Chai Spices (and their medicinal uses)
Chai spices are warm spices which is why they carry so much appeal for me this time of year. Like any strongly flavored food, the spices used in this chai custard, convey an ulterior benefit: that of ancient medicine. Just as common culinary herbs carry medicinal uses, so do spices like ginger, anise, black pepper and cardamom.
Ginger, star anise and cardamom are typically used to ease stomach upset and promote digestion (though all are used in many and varying remedies), which makes them particularly well suited to desserts or after dinner teas. Similarly, black peppercorns stimulate the secretion of hydrochloric acid and, therefore also supports digestion. Rose, an atypical but not outright unusual ingredient in chai, is calming.
While I’m only an amateur herbalist (if that), I’m nonetheless fascinated by their use. I recently signed up for this class on herbal remedies by legendary herbalist Rosemary Gladstar.
How I Use Spices (and where to get them)
The spices I use in this chai custard are whole, dry spices. I prefer working with whole spices because they offer more diverse applications – and can be ground fresh in a spice grinder (like this one) so that the flavors they impart are stronger, cleaner and more fresh. Many spices are difficult to come by – particularly in their whole form – which is why I buy organic spices online and at bulk rates.
Kala Namak Black Salt
Kala namak salt is a black salt popular in traditional Indian cooking which makes it particularly well-suited to this recipe for chai custard. Kala namak is a potent and strongly flavored finishing salt with a noticeable sulfurous edge. For this reason it pairs nicely with egg dishes. A little bit, as called for in the recipe below, imparts a mysterious complexity to the dish and its intense sulfur nature is subdued a bit by the natural sweetness of molasses.

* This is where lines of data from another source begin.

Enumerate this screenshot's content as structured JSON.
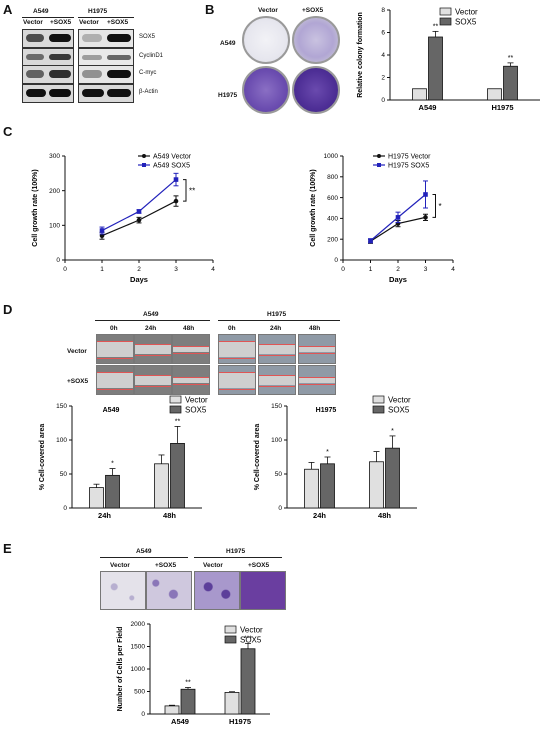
{
  "panels": {
    "A": "A",
    "B": "B",
    "C": "C",
    "D": "D",
    "E": "E"
  },
  "panelA": {
    "cell_lines": [
      "A549",
      "H1975"
    ],
    "conditions": [
      "Vector",
      "+SOX5",
      "Vector",
      "+SOX5"
    ],
    "proteins": [
      "SOX5",
      "CyclinD1",
      "C-myc",
      "β-Actin"
    ]
  },
  "panelB": {
    "col_labels": [
      "Vector",
      "+SOX5"
    ],
    "row_labels": [
      "A549",
      "H1975"
    ]
  },
  "panelD": {
    "groups": [
      "A549",
      "H1975"
    ],
    "times": [
      "0h",
      "24h",
      "48h"
    ],
    "rows": [
      "Vector",
      "+SOX5"
    ]
  },
  "panelE": {
    "groups": [
      "A549",
      "H1975"
    ],
    "conditions": [
      "Vector",
      "+SOX5"
    ]
  },
  "chart_data": [
    {
      "id": "B-colony",
      "type": "bar",
      "categories": [
        "A549",
        "H1975"
      ],
      "series": [
        {
          "name": "Vector",
          "values": [
            1,
            1
          ],
          "errors": [
            0,
            0
          ],
          "color": "#e0e0e0"
        },
        {
          "name": "SOX5",
          "values": [
            5.6,
            3.0
          ],
          "errors": [
            0.5,
            0.3
          ],
          "color": "#666666"
        }
      ],
      "ylabel": "Relative colony formation",
      "ylim": [
        0,
        8
      ],
      "yticks": [
        0,
        2,
        4,
        6,
        8
      ],
      "annotations": [
        "**",
        "**"
      ]
    },
    {
      "id": "C-A549",
      "type": "line",
      "x": [
        1,
        2,
        3
      ],
      "series": [
        {
          "name": "A549 Vector",
          "values": [
            70,
            115,
            170
          ],
          "errors": [
            10,
            8,
            15
          ],
          "color": "#111111"
        },
        {
          "name": "A549 SOX5",
          "values": [
            85,
            140,
            232
          ],
          "errors": [
            10,
            5,
            18
          ],
          "color": "#2222bb"
        }
      ],
      "xlabel": "Days",
      "ylabel": "Cell growth rate (100%)",
      "xlim": [
        0,
        4
      ],
      "ylim": [
        0,
        300
      ],
      "xticks": [
        0,
        1,
        2,
        3,
        4
      ],
      "yticks": [
        0,
        100,
        200,
        300
      ],
      "annotation": "**"
    },
    {
      "id": "C-H1975",
      "type": "line",
      "x": [
        1,
        2,
        3
      ],
      "series": [
        {
          "name": "H1975 Vector",
          "values": [
            180,
            350,
            410
          ],
          "errors": [
            20,
            30,
            30
          ],
          "color": "#111111"
        },
        {
          "name": "H1975 SOX5",
          "values": [
            185,
            410,
            630
          ],
          "errors": [
            20,
            50,
            130
          ],
          "color": "#2222bb"
        }
      ],
      "xlabel": "Days",
      "ylabel": "Cell growth rate (100%)",
      "xlim": [
        0,
        4
      ],
      "ylim": [
        0,
        1000
      ],
      "xticks": [
        0,
        1,
        2,
        3,
        4
      ],
      "yticks": [
        0,
        200,
        400,
        600,
        800,
        1000
      ],
      "annotation": "*"
    },
    {
      "id": "D-A549",
      "type": "bar",
      "title": "A549",
      "categories": [
        "24h",
        "48h"
      ],
      "series": [
        {
          "name": "Vector",
          "values": [
            30,
            65
          ],
          "errors": [
            5,
            13
          ],
          "color": "#e0e0e0"
        },
        {
          "name": "SOX5",
          "values": [
            48,
            95
          ],
          "errors": [
            10,
            25
          ],
          "color": "#666666"
        }
      ],
      "ylabel": "% Cell-covered area",
      "ylim": [
        0,
        150
      ],
      "yticks": [
        0,
        50,
        100,
        150
      ],
      "annotations": [
        "*",
        "**"
      ]
    },
    {
      "id": "D-H1975",
      "type": "bar",
      "title": "H1975",
      "categories": [
        "24h",
        "48h"
      ],
      "series": [
        {
          "name": "Vector",
          "values": [
            57,
            68
          ],
          "errors": [
            10,
            15
          ],
          "color": "#e0e0e0"
        },
        {
          "name": "SOX5",
          "values": [
            65,
            88
          ],
          "errors": [
            10,
            18
          ],
          "color": "#666666"
        }
      ],
      "ylabel": "% Cell-covered area",
      "ylim": [
        0,
        150
      ],
      "yticks": [
        0,
        50,
        100,
        150
      ],
      "annotations": [
        "*",
        "*"
      ]
    },
    {
      "id": "E-invasion",
      "type": "bar",
      "categories": [
        "A549",
        "H1975"
      ],
      "series": [
        {
          "name": "Vector",
          "values": [
            180,
            480
          ],
          "errors": [
            15,
            15
          ],
          "color": "#e0e0e0"
        },
        {
          "name": "SOX5",
          "values": [
            550,
            1450
          ],
          "errors": [
            40,
            120
          ],
          "color": "#666666"
        }
      ],
      "ylabel": "Number of Cells per Field",
      "ylim": [
        0,
        2000
      ],
      "yticks": [
        0,
        500,
        1000,
        1500,
        2000
      ],
      "annotations": [
        "**",
        "***"
      ]
    }
  ]
}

I found my self first drawn to kala namak salt while attending the Wise Traditions conference (I’ll be speaking again at this year’s conference), where I heard both Dr. Natasha Campbell-McBride who wrote Gut and Psychology Syndrome and Dr. Louisa Williams who wrote Radical Medicine underscore the importance of sulfur in systemic wellness. Since that time, I’ve made an effort to incorporate more sulfurous foods into my family’s diet regularly.
Where to Find Kala Namak Salt
I use kala namak salt sparingly, and as a finishing salt – mostly in egg dishes or in complex desserts like chai custard. I purchase it online as it is not widely available. Of course, in practical terms, you needn’t wait to order kala namak to prepare this custard as a pinch of any salt will do.
- butter or coconut oil, (for greasing the ramekins)
- 2½ cups whole milk
- ¼ cup blackstrap molasses
- 1 heaping tablespoon cardamom pods, (crushed)
- 2 star anise pods
- 1 cinnamon stick
- 1 teaspoon rose petals
- 1 teaspoon dried ginger
- ½ teaspoon whole cloves
- ½ teaspoon black peppercorns
- pinch kala namak black sea salt, (or other unrefined sea salt)
- ¼ cup whole, unrefined cane sugar
- 6 large eggs, (loosely beaten)
- Preheat the oven to 300 F, and grease 4 (6-oz) or 6 (4-oz) ramekins with butter or coconut oil.
- Whisk milk and molasses together in a sauce pan, then stir in cardamom, star anise, cinnamon, rose petals, ginger, cloves and black peppercorns. Warm the milk over medium heat until it begins to boil, then immediately reduce the heat to medium-low and allow the spices to steep in the milk for 20 minutes. Strain through a fine mesh sieve.
- Gently whisk the spiced milk into the beaten eggs, then whisk in salt and cane sugar. Pour the custard mix into prepared ramekins, and gently place the ramekins in a large baking dish. Pour water into the baking dish so that it reaches half-way up the sides of the ramekins.
- Transfer the baking dish to the oven and bake for 30 to 45 minutes, or until the custards set.